It's coming up to two years now since a former colleague changed her life around and began to return to health. Although the details will vary, her story will probably resonate with others.
The working day started just like any other in that she got up for work, went through her usual routines and then a few moments before leaving something changed. "It was as though someone flicked a switch. In an instant I became lightheaded, anxious and unsettled". She went on to say that during the drive to work she could feel her heart racing and that she became aware of a curious sense of detachment as though she could see herself driving. It was, of course, scary and very unsettling. It was the start of something that, in varying degrees of intensity, went on for many months and something she kept hoping would pass but didn't.
It turns out these symptoms were actually part of a more general set that she hadn't originally recognized as being associated. There were the endless coughs and colds that seemed to drag on for weeks at a time. Her back ached, her head ached and she was indifferent to the things that had previously occupied a lot of her time. Her pattern of sleep was "reasonable", she said, but she'd wake up feeling drained, anxious and "panicky". The most routine tasks had become a challenge. She became anxious in her dealings with people, found meetings stressful and was overwhelmed with a sense of just wanting to get away from it all.
Eventually she saw a specialist who diagnosed Chronic Fatigue Syndrome (CFS). Chronic fatigue is something of an enigma. Nobody really understands where it comes from or what causes it so there are no measures in place to prevent it. There are some vague theories about viral infections, gene susceptibility and stress as possible triggers, but this is really as far as it goes. Yet Chronic Fatigue appears to be a huge issue that involves hundreds of thousands of people.
There has always been a level of cynicism about issues of fatigue based largely around whether it even exists. When I was young it was loosely referred to as ‘burn-out' but this included people who just didn't give a stuff about what they did anymore as much as it did to those who'd had a ‘nervous breakdown', whatever that meant. Today the symptoms are at least recognized as a medical condition although there is some debate around whether Chronic Fatigue Syndrome and Myalgic Encephalomyelitis (ME) are one and the same thing or not.

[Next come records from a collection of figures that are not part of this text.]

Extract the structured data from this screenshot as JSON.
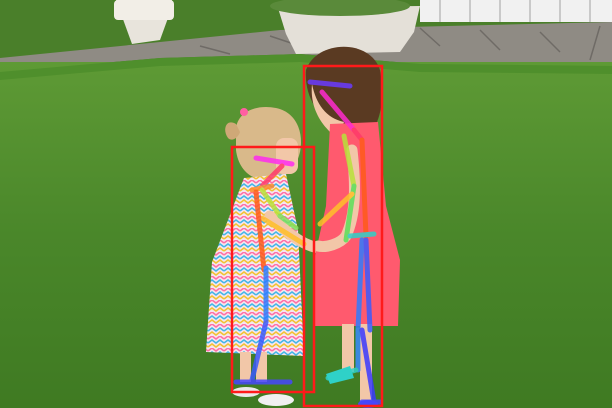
{
  "image": {
    "subject": "two-children-standing-on-grass",
    "overlay": "pose-estimation-skeletons-and-bounding-boxes"
  },
  "colors": {
    "grass": "#4f8f2c",
    "grass_dark": "#3a6e1f",
    "pavement": "#8f8b84",
    "box": "#ff1a1a",
    "dress_pink": "#ff5a6e",
    "dress_pattern_bg": "#f6e6ef",
    "hair_brown": "#5a3a22",
    "hair_blonde": "#d9b98a",
    "skin": "#f2c7a8"
  },
  "detections": [
    {
      "label": "person"
    },
    {
      "label": "person"
    }
  ]
}
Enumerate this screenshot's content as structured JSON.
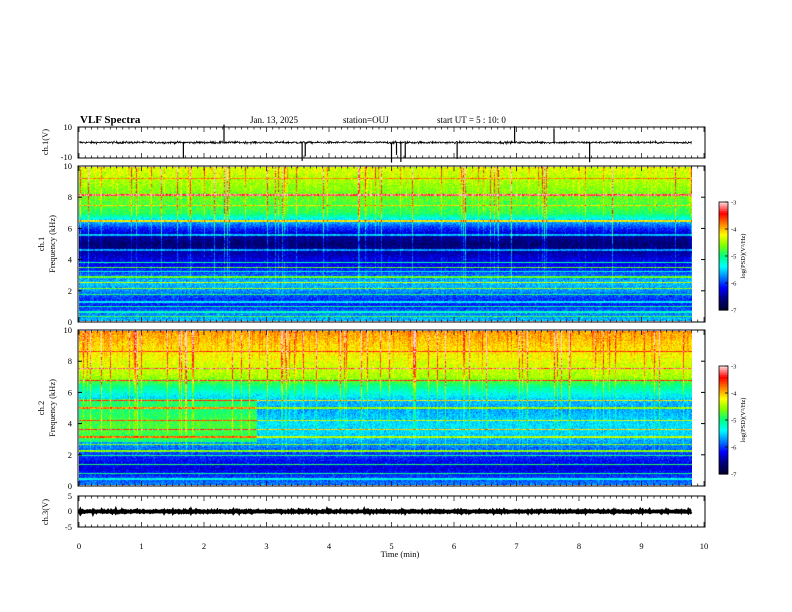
{
  "header": {
    "title": "VLF Spectra",
    "date": "Jan. 13, 2025",
    "station": "station=OUJ",
    "start_ut": "start  UT =  5 : 10: 0"
  },
  "chart_data": [
    {
      "type": "line",
      "panel": "ch1-waveform",
      "ylabel": "ch.1(V)",
      "ylim": [
        -10,
        10
      ],
      "yticks": [
        "10",
        "-10"
      ],
      "xlim": [
        0,
        10
      ],
      "baseline": 0,
      "amplitude_noise": 1.2,
      "spikes_min": [
        1.67,
        2.32,
        3.57,
        3.62,
        5.0,
        5.08,
        5.15,
        5.22,
        6.05,
        6.97,
        7.6,
        8.17
      ],
      "color": "#000000"
    },
    {
      "type": "heatmap",
      "panel": "ch1-spectrogram",
      "ylabel": "ch.1\nFrequency (kHz)",
      "ylabel_lines": [
        "ch.1",
        "Frequency (kHz)"
      ],
      "ylim": [
        0,
        10
      ],
      "yticks": [
        "0",
        "2",
        "4",
        "6",
        "8",
        "10"
      ],
      "xlim": [
        0,
        9.8
      ],
      "clim": [
        -7,
        -3
      ],
      "colorbar_label": "log(PSD)(V²/Hz)",
      "colorbar_ticks": [
        "-3",
        "-4",
        "-5",
        "-6",
        "-7"
      ],
      "profile": [
        {
          "f": 0.0,
          "v": -5.6
        },
        {
          "f": 0.5,
          "v": -5.8
        },
        {
          "f": 1.0,
          "v": -6.1
        },
        {
          "f": 1.5,
          "v": -6.0
        },
        {
          "f": 2.0,
          "v": -5.7
        },
        {
          "f": 2.5,
          "v": -5.6
        },
        {
          "f": 3.0,
          "v": -5.9
        },
        {
          "f": 3.5,
          "v": -6.2
        },
        {
          "f": 4.0,
          "v": -6.3
        },
        {
          "f": 4.5,
          "v": -6.5
        },
        {
          "f": 5.0,
          "v": -6.7
        },
        {
          "f": 5.5,
          "v": -6.5
        },
        {
          "f": 6.0,
          "v": -6.1
        },
        {
          "f": 6.5,
          "v": -5.6
        },
        {
          "f": 7.0,
          "v": -4.9
        },
        {
          "f": 7.5,
          "v": -4.8
        },
        {
          "f": 8.0,
          "v": -4.7
        },
        {
          "f": 8.5,
          "v": -4.6
        },
        {
          "f": 9.0,
          "v": -4.5
        },
        {
          "f": 9.5,
          "v": -4.4
        },
        {
          "f": 10.0,
          "v": -4.3
        }
      ],
      "lines_khz": [
        0.25,
        0.55,
        0.9,
        1.2,
        1.7,
        2.1,
        2.5,
        2.85,
        3.2,
        3.45,
        3.8,
        4.6,
        5.6,
        6.5,
        7.5,
        8.2,
        9.3
      ]
    },
    {
      "type": "heatmap",
      "panel": "ch2-spectrogram",
      "ylabel": "ch.2\nFrequency (kHz)",
      "ylabel_lines": [
        "ch.2",
        "Frequency (kHz)"
      ],
      "ylim": [
        0,
        10
      ],
      "yticks": [
        "0",
        "2",
        "4",
        "6",
        "8",
        "10"
      ],
      "xlim": [
        0,
        9.8
      ],
      "clim": [
        -7,
        -3
      ],
      "colorbar_label": "log(PSD)(V²/Hz)",
      "colorbar_ticks": [
        "-3",
        "-4",
        "-5",
        "-6",
        "-7"
      ],
      "profile": [
        {
          "f": 0.0,
          "v": -5.8
        },
        {
          "f": 0.5,
          "v": -6.0
        },
        {
          "f": 1.0,
          "v": -6.3
        },
        {
          "f": 1.5,
          "v": -6.2
        },
        {
          "f": 2.0,
          "v": -6.0
        },
        {
          "f": 2.5,
          "v": -5.8
        },
        {
          "f": 3.0,
          "v": -5.6
        },
        {
          "f": 3.5,
          "v": -5.5
        },
        {
          "f": 4.0,
          "v": -5.5
        },
        {
          "f": 4.5,
          "v": -5.6
        },
        {
          "f": 5.0,
          "v": -5.7
        },
        {
          "f": 5.5,
          "v": -5.6
        },
        {
          "f": 6.0,
          "v": -5.3
        },
        {
          "f": 6.5,
          "v": -5.0
        },
        {
          "f": 7.0,
          "v": -4.5
        },
        {
          "f": 7.5,
          "v": -4.4
        },
        {
          "f": 8.0,
          "v": -4.3
        },
        {
          "f": 8.5,
          "v": -4.2
        },
        {
          "f": 9.0,
          "v": -4.1
        },
        {
          "f": 9.5,
          "v": -4.0
        },
        {
          "f": 10.0,
          "v": -3.9
        }
      ],
      "early_interval_min": [
        0,
        2.85
      ],
      "early_boost": 0.7,
      "lines_khz": [
        0.35,
        0.7,
        1.3,
        1.9,
        2.2,
        2.6,
        3.1,
        3.6,
        4.2,
        5.0,
        5.5,
        6.8,
        7.6,
        8.7
      ]
    },
    {
      "type": "line",
      "panel": "ch3-waveform",
      "ylabel": "ch.3(V)",
      "ylim": [
        -5,
        5
      ],
      "yticks": [
        "5",
        "0",
        "-5"
      ],
      "xlim": [
        0,
        10
      ],
      "baseline": 0,
      "amplitude_noise": 0.35,
      "color": "#000000"
    }
  ],
  "x_axis": {
    "label": "Time  (min)",
    "ticks": [
      "0",
      "1",
      "2",
      "3",
      "4",
      "5",
      "6",
      "7",
      "8",
      "9",
      "10"
    ],
    "xlim": [
      0,
      10
    ]
  },
  "colors": {
    "colormap": [
      "#000033",
      "#000080",
      "#0000ff",
      "#0080ff",
      "#00ffff",
      "#00ff80",
      "#80ff00",
      "#ffff00",
      "#ff8000",
      "#ff0000",
      "#ffd0d0"
    ],
    "frame": "#000000",
    "background": "#ffffff"
  }
}
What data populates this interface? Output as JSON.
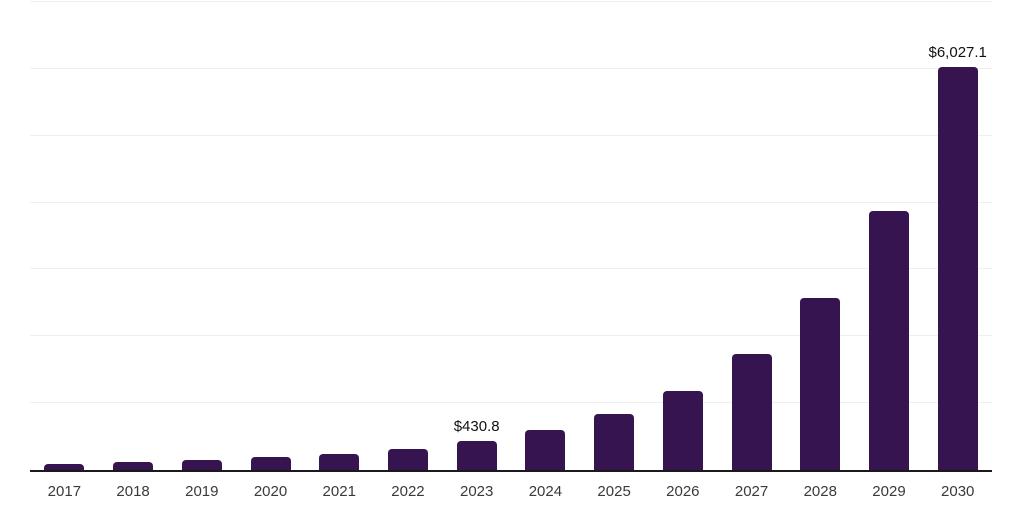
{
  "chart_data": {
    "type": "bar",
    "title": "",
    "xlabel": "",
    "ylabel": "",
    "categories": [
      "2017",
      "2018",
      "2019",
      "2020",
      "2021",
      "2022",
      "2023",
      "2024",
      "2025",
      "2026",
      "2027",
      "2028",
      "2029",
      "2030"
    ],
    "values": [
      95,
      125,
      155,
      190,
      235,
      310,
      430.8,
      600,
      835,
      1180,
      1740,
      2570,
      3875,
      6027.1
    ],
    "labels": [
      "",
      "",
      "",
      "",
      "",
      "",
      "$430.8",
      "",
      "",
      "",
      "",
      "",
      "",
      "$6,027.1"
    ],
    "ylim": [
      0,
      7000
    ],
    "gridline_interval": 1000,
    "grid": true,
    "legend": false,
    "colors": {
      "bar": "#361450",
      "axis_line": "#1a1a1a",
      "gridline": "#efefef",
      "value_label": "#111111",
      "tick_label": "#3a3a3a",
      "background": "#ffffff"
    }
  }
}
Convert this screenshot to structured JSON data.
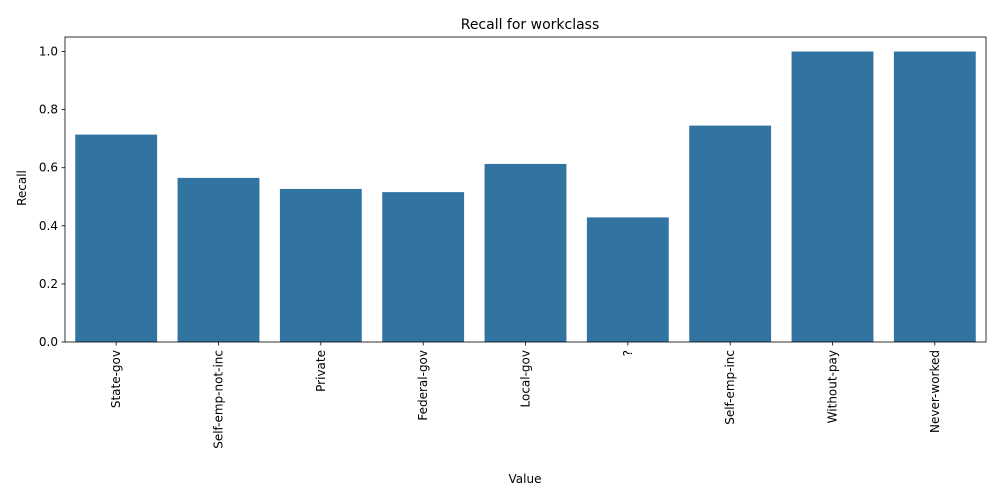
{
  "chart_data": {
    "type": "bar",
    "title": "Recall for workclass",
    "xlabel": "Value",
    "ylabel": "Recall",
    "categories": [
      "State-gov",
      "Self-emp-not-inc",
      "Private",
      "Federal-gov",
      "Local-gov",
      "?",
      "Self-emp-inc",
      "Without-pay",
      "Never-worked"
    ],
    "values": [
      0.714,
      0.565,
      0.527,
      0.516,
      0.613,
      0.429,
      0.745,
      1.0,
      1.0
    ],
    "ylim": [
      0,
      1.05
    ],
    "yticks": [
      0.0,
      0.2,
      0.4,
      0.6,
      0.8,
      1.0
    ],
    "ytick_labels": [
      "0.0",
      "0.2",
      "0.4",
      "0.6",
      "0.8",
      "1.0"
    ],
    "bar_color": "#3274a1",
    "grid": false,
    "legend": "none"
  }
}
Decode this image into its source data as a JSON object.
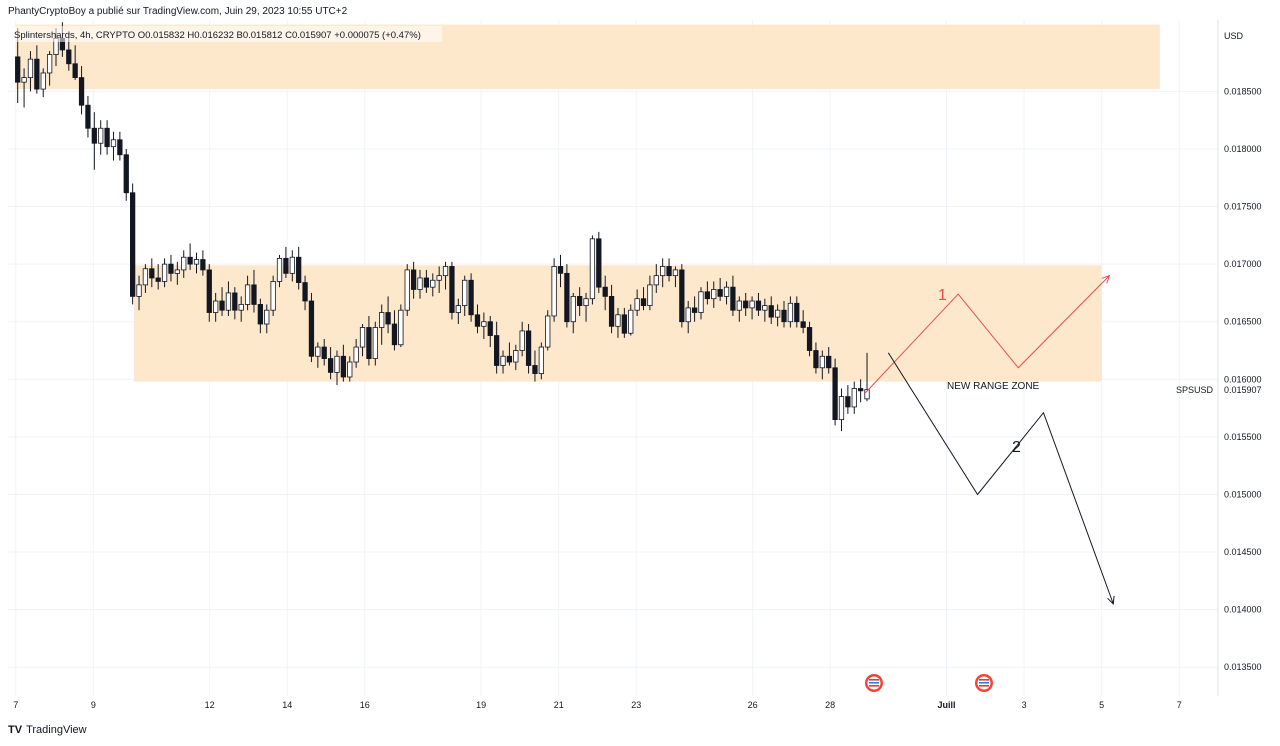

Dr. Frank Lipman rather neatly calls the condition ‘spent'. He has written a book by the same name based on 20 years experience of seeing people with symptoms of physical and emotional depletion coming to see him for help. Dr. Lipman's theory is blissfully simple and intuitively sensible. He argues that whilst our society has evolved rapidly our physiology hasn't changed in any significant way since the time we lived in caves and foraged for berries. Our bodies are still attuned to the seasons, day/night cycles, rhythms of activity and fairly simple diets. The total amount of physical, psychological and environmental stress on our body has quadrupled in just the past 30 years, says Dr. Lipman, and this increases the extent to which our bodies are out of sync.